Procès Bygmalion : six mois ferme requis contre Nicolas Sarkozy – Le Monde

Nicolas Sarkozy au tribunal correctionnel de Paris, le 15 juin 2021.

Une peine d’un an de prison, dont six mois avec sursis, et 3 750 euros d’amende ont été requis, jeudi 17 juin, à l’encontre de Nicolas Sarkozy, jugé devant le tribunal correctionnel de Paris pour les dépenses excessives de sa campagne présidentielle de 2012. Des peines allant de dix-huit mois à quatre ans de prison avec sursis ont été requises à l’encontre des treize coprévenus jugés au côté de l’ancien chef de l’Etat.

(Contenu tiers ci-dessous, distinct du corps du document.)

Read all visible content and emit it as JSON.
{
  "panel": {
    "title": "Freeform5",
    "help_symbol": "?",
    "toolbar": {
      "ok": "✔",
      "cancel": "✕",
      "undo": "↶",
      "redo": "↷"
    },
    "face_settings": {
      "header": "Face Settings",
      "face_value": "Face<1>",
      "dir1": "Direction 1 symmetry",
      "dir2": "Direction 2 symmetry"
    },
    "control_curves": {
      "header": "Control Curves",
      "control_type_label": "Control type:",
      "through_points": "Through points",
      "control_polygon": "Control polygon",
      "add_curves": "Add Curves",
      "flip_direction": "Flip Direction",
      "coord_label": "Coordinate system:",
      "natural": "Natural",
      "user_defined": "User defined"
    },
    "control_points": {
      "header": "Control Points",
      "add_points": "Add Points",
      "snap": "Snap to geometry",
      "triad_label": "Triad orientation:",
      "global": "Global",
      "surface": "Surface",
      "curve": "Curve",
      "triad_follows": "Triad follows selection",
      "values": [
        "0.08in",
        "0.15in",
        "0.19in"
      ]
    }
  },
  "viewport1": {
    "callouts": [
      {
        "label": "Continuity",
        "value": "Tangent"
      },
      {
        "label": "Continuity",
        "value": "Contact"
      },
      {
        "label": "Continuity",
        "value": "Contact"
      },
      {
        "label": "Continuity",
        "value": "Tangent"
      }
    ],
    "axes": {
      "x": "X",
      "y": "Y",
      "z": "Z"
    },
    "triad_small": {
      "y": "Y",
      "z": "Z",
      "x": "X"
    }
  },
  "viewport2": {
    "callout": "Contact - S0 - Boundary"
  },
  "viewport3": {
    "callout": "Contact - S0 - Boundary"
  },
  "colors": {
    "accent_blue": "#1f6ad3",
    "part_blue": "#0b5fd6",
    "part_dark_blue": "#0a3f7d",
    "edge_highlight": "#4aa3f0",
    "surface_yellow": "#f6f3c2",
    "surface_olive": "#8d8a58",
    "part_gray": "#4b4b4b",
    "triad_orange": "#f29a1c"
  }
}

« Nicolas Sarkozy ne regrette visiblement rien puisqu’il n’est venu qu’à une seule audience », a soutenu la procureure, Vanessa Perrée, en dénonçant « la totale désinvolture » de l’ancien président. « Ce comportement de ne pas se considérer comme un justiciable comme un autre, comme un citoyen parmi les citoyens, est à l’avenant de ce qu’il a été lors de cette campagne présidentielle, se situant hors de la mêlée », a-t-elle poursuivi d’un ton vif. « Cette désinvolture vis-à-vis [des autres prévenus] et du tribunal est à l’image de la désinvolture dans sa campagne », a -t-elle insisté.

En mars, Nicolas Sarkozy était devenu le premier ex-président de la Ve République à être condamné à de la prison ferme (trois ans dont un ferme), pour corruption et trafic d’influence dans l’affaire dite « des écoutes ».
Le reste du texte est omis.